In 1991 the Board adopted the policy of not using our endowment to take positions on social issues, believing that it could lead to a continuing stream of other divestment initiatives that in the aggregate could significantly harm the College’s long-term financial standing.

After long and deep discussion and debate, the Board decided not to modify its investment guidelines to allow for use of the endowment to meet social objectives. This decision effectively ratifies the Board’s September 2013 decision not to divest from fossil fuels, either on a full or partial basis.

We believe that the donors to Swarthmore College over the last 150 years have assigned to the Board the obligation to steward our endowment carefully in order to fulfill our mission to educate students.

It would be difficult, if not impossible, to replace our current investment managers with ones of similar quality, if we were only to invest in funds that were fossil fuel free. By having access to the best investment managers, the College has achieved excellent returns in a shifting landscape. If we were not able to work with these investment managers, it would cost the college between $10 and $20 million annually based on the past performance of our current managers. Our endowment is large but it is still finite. If returns were lower we would be facing difficult budget choices.

As evidenced by our commitment to ensure the carbon neutrality of BEP, we believe the best use of our voice and resources is to continue to focus on sustainability measures on our own campus that address consumption of carbon resources at the College.

Further, in order to be responsive to those alumni who would prefer to not have their contributions in an investment pool that contains fossil fuel companies, it is the consensus of the Board that we create a Green Fund, an alternative investment fund within our endowment that does not invest directly in fossil fuel stocks going forward. Alumni can earmark their future contributions for this fund which we expect to have in place later this year. 

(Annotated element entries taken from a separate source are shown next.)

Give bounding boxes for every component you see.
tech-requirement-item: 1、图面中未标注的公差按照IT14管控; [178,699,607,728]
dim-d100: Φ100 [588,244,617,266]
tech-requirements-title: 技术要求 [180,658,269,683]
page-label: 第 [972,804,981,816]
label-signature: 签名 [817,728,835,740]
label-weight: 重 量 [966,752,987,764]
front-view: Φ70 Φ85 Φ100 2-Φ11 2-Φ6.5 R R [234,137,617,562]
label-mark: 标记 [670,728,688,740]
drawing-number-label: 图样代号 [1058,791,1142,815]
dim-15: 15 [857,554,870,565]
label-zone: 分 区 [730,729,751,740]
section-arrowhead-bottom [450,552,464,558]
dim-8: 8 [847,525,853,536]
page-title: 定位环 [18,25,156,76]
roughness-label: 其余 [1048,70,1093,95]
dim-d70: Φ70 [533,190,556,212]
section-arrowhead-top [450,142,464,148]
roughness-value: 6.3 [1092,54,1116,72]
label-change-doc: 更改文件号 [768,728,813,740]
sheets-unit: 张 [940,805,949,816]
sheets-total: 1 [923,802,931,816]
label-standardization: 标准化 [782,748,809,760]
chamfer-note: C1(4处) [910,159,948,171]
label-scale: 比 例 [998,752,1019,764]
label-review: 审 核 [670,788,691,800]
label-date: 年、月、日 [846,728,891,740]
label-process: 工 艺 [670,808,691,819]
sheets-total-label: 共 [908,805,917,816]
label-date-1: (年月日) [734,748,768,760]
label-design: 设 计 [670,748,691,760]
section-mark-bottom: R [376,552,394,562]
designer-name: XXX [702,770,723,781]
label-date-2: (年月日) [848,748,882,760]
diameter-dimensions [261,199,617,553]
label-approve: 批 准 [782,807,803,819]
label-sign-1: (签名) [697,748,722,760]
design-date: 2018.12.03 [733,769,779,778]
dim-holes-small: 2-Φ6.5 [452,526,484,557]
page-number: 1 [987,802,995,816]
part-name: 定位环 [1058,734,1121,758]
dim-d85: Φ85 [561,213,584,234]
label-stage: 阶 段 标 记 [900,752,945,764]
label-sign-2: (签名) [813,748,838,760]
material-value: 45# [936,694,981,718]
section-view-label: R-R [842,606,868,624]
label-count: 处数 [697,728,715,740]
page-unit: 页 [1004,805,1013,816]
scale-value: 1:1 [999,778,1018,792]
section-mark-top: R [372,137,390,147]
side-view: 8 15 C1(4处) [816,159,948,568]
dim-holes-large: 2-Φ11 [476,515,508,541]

We are aware that there is no decision we could make that would please every participant in this global debate about climate change, sustainability and investment. However, we have examined the issues as closely and as conscientiously as we can and have reached consensus – both as the stewards of the college as well as citizens of the planet – in order to do the right thing for Swarthmore, our students, alumni and faculty, and all of our generations to come.